In the last hour of my drive from Denver to Kansas City I watched a waning gibbous moon rise in the east, yellow and huge just over my destination. A few days later, on the drive back to Denver: the reverse: the moon descended slowly through my windshield, unassuming in the still-lit blue sky.
I know the moon. I’ve known it my whole life. It rises in the east and sets in the west. When it is a D like in Dios it is growing. When it is a C like in Cristo it is dying. It is tidally locked, which is to say–there is a dark side of the moon–a side we never see. It rotates around us as we spin on our axis. The moon orbits such that every day it is slightly ahead of where it was the day before. There is a pattern. It is predictable. (But tell me the truth, how often have you looked up and smiled, just a little bit surprised to find the moon there in the sunlit sky?)
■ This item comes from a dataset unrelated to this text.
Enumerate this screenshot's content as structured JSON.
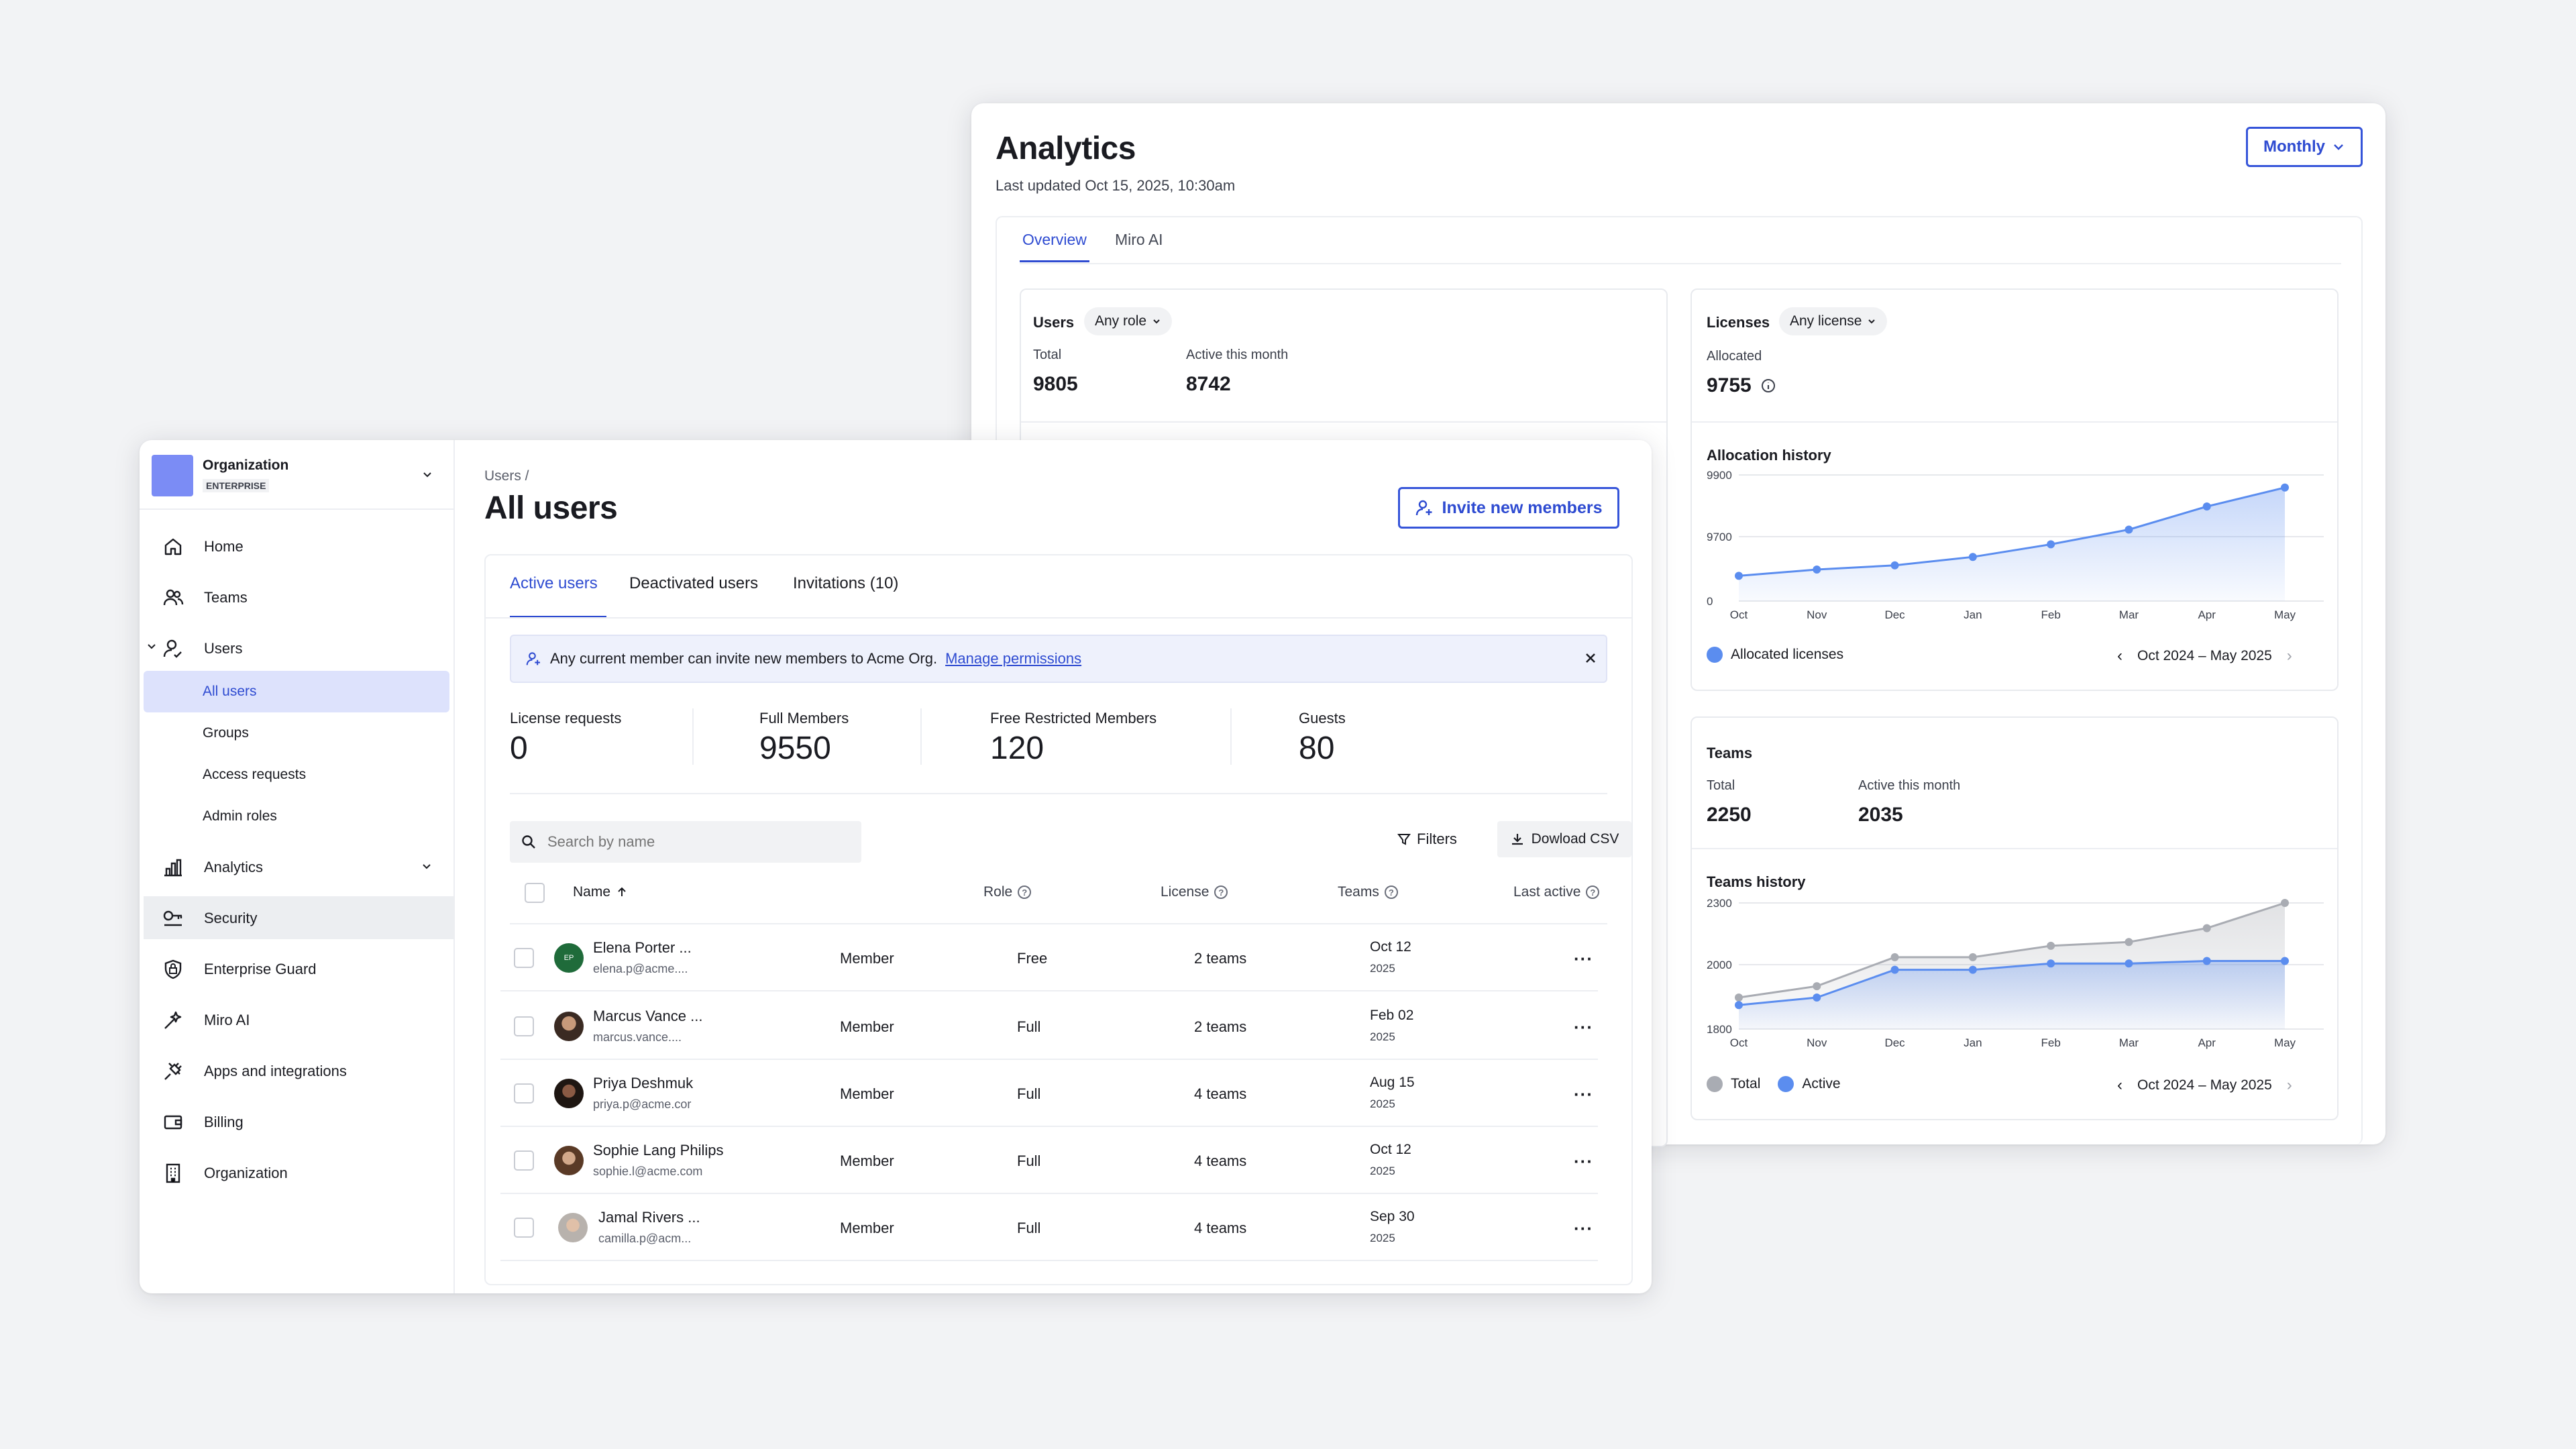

On the drive back to Denver I stopped at a gas station. Filled up the tank. Got back in the car. Changed the music. Merged onto the highway. Minutes or hours later (who knows) I thought oh! I should check on the moon. But when I looked up it was gone. Gone? Maybe it’s behind those clouds over there? Or it set already–is that possible? Has the road briefly reoriented north while I wasn’t paying attention? Have I underestimated time? The speed at which we spin? I thought I knew I thought I knew a lot of things. But maybe I don’t. Because how the hell do you lose the moon?